AERA's stance here fails miserably on all these counts. This is especially weird, because AERA is usually quick to explain that the complex, uncertain nature of education is why it's vital to support "mixed methods" research (e.g. stuff like ethnographic accounts). Indeed, given that AERA has historically cautioned against putting too much faith in the power or results of experimental research, one could be forgiven for thinking it's basing its stance on politics rather than principle.
Meanwhile, even the AERA's ardent defenders aren't helping its cause. Paul Thomas, a frequent commenter on RHSU, defended AERA by explaining that "ALL human behavior is political." Over at School Matters, Thomas elaborated, "The fact [is that] teaching [is] always political." If even AERA's defenders concede it's pursuing a political agenda, that's saying something. My friend Sara Mead weighed in to defend the AERA, but first felt compelled to concede, "There's a fair amount worth mocking where education research is concerned, and...[the] hypocrisy, sanctimony, narrow-mindedness posing as open-mindedness, and soft-headed thinking in the field."
Before we get to the key takeaway, three things to keep in mind. One, I've no problem with individual scholars choosing to denounce policies or take political stands. But I have a huge problem when they hijack a scholarly organization to which I belong and then speak in its name. Two, I've no problem with AERA sponsoring debates, convening commissions, or flagging studies relevant to important public questions. However, boycotting or denouncing specific states is a helluva lot different from informing the debate. Three, as I noted last week, AERA is remarkably inconsistent when deciding what to boycott or denounce--and its record bespeaks a starkly partisan agenda.

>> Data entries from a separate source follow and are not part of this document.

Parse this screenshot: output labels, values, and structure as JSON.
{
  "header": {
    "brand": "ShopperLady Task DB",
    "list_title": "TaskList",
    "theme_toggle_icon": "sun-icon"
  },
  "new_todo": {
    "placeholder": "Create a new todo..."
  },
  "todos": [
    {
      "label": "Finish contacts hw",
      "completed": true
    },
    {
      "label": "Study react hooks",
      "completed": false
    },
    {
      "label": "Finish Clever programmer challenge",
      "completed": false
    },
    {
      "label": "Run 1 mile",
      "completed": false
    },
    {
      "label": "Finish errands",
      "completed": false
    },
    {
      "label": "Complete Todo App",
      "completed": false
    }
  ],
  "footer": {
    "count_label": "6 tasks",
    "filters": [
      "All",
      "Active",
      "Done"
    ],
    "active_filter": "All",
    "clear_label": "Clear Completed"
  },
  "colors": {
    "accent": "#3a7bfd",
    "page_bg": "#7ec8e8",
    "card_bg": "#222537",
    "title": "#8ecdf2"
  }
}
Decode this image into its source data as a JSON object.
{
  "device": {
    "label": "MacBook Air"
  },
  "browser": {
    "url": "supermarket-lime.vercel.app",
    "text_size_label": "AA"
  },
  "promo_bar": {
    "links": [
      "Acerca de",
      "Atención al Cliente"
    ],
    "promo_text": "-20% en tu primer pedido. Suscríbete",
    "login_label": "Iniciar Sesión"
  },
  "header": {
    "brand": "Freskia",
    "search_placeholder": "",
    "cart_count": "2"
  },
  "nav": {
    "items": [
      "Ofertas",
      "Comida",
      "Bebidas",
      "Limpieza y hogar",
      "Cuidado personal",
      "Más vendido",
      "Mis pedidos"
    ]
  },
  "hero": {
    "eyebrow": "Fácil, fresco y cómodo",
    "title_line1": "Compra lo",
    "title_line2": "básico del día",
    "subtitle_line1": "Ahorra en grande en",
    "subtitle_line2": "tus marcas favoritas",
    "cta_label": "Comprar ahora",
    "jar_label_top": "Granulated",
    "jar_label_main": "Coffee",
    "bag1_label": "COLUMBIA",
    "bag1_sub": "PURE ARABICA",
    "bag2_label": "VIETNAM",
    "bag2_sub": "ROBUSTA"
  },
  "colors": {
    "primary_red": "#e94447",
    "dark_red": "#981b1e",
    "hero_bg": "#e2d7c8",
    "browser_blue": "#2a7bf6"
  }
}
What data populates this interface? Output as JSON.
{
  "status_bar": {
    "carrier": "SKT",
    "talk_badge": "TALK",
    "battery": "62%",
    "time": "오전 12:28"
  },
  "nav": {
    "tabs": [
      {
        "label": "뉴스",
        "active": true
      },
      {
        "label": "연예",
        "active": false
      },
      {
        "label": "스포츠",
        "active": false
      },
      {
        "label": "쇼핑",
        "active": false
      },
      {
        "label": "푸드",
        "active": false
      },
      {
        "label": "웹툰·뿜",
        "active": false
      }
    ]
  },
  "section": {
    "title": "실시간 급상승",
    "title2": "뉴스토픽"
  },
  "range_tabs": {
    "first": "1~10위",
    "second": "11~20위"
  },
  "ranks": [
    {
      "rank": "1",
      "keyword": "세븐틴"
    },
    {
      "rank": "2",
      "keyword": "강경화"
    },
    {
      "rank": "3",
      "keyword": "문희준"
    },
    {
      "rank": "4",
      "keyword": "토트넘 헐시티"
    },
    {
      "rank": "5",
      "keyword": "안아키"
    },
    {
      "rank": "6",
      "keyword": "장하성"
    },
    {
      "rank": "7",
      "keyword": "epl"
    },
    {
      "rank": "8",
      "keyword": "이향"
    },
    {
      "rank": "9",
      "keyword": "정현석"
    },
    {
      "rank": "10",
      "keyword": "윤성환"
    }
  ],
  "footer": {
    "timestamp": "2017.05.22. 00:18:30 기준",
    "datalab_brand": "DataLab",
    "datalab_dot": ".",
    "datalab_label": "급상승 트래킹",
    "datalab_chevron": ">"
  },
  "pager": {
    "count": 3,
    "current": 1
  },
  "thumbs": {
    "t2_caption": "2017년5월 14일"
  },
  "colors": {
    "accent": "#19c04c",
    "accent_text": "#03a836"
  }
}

Bottom line: Faculty, researchers, students, and administrators at public universities and colleges (and the occasional public K-12 system) use public monies to participate in AERA. They use institutional travel funds to attend AERA gatherings. University libraries use public funds to subscribe to AERA journals. Researchers at private and public institutions may use public research funds from the National Science Foundation, the Department of Education, or IES to pay for travel to AERA or to fund expenses associated with publishing in its journals. Since AERA refuses to distinguish between operating as a scholarly and a political organization, public officials would do well to inquire whether tax dollars are underwriting AERA and whether this is an appropriate use of public funds.
I'd especially encourage those officials who don't subscribe to the AERA's agenda--including legislators; SHEEO members; university trustees; and those active in the American Council of Trustees and Alumni, American Legislative Exchange Council, or the State Policy Network--to take a hard look at how scarce public funds are being spent. So long as AERA seems determined to hew to a politicized agenda, it seems reasonable to ask that members pay out of their own pockets to attend its gatherings or receive its publications.